Endemic to the Brazilian forest, the golden lion tamarin is one of the world’s most charismatic primates. Unfortunately, the spectacular monkey is also one of the most endangered mammals on the planet. Thanks to years of persevering conservation efforts, however, the species may get back on their feet.
The endangered New World monkey lives only in Brazil’s Atlantic coastal forest which has been gradually disappearing over the last decades due to ever-expanding logging, agriculture, and industry. By the 1970s, these events, along with hundreds of years of pet trading, have brought the population number of tamarins down to only 200.
In 1992, the Golden Lion Tamarin Association was founded in Brazil. In concert with international conservation groups and supported by a dedicated US charity, Save the Golden Lion Tamarin, the group began to buy up land to create connected conservation areas.
The population had reached 3,700 in the wild, but suffered its first population decline last year, when yellow fever killed hundreds of the tiny monkeys.
Today there are about 2,500 tamarins living in about five million acres of forests, most of which are disconnected from each other thus preventing the primates’ numbers to rebound back successfully. In 2018, the largest block of connected land was less than 70,000 acres with less than 300 animals.

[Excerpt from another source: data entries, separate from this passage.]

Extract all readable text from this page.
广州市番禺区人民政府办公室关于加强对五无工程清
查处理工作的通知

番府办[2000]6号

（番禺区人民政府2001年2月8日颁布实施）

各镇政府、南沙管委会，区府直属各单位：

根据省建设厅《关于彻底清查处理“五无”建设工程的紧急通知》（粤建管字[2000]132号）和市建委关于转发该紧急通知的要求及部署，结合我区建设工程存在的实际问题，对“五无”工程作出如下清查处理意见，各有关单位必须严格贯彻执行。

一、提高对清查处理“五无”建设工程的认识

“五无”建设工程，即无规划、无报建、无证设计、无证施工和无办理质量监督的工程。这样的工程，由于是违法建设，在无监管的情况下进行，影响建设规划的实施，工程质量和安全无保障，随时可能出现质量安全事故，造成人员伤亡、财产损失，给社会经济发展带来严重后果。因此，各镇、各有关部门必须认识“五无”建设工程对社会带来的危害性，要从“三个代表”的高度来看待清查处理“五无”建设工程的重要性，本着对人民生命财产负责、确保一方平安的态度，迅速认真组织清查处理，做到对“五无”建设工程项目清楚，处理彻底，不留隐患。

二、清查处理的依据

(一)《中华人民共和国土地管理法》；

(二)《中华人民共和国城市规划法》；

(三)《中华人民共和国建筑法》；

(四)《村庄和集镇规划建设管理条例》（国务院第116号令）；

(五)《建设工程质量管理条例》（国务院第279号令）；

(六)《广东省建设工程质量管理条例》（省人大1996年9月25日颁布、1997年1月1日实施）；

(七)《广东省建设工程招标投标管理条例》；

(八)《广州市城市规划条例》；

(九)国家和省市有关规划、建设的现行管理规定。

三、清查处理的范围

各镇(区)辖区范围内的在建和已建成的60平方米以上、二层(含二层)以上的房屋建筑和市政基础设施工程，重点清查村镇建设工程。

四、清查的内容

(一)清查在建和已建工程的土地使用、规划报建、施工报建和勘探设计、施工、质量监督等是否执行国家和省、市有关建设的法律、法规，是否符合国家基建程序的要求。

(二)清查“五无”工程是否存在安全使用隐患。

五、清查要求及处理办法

One challenge to getting the areas connected was the widening of a major coastal highway, BR-101, which cuts through large chunks of Atlantic forest. The improvement of the highway created a barrier that isolated several forest areas and their more than 700 tamarins from three other large forest fragments.
After negotiations and lawsuits, the conservationists managed to get the construction company to agree to build and pay for a forested overpass for animals, the first in Brazil, with a tunnel and forest canopy connections, to enable the tamarins and other animals to pass from one side to the other. The green overpass, forested with native trees is now nearing completion and should be done this year.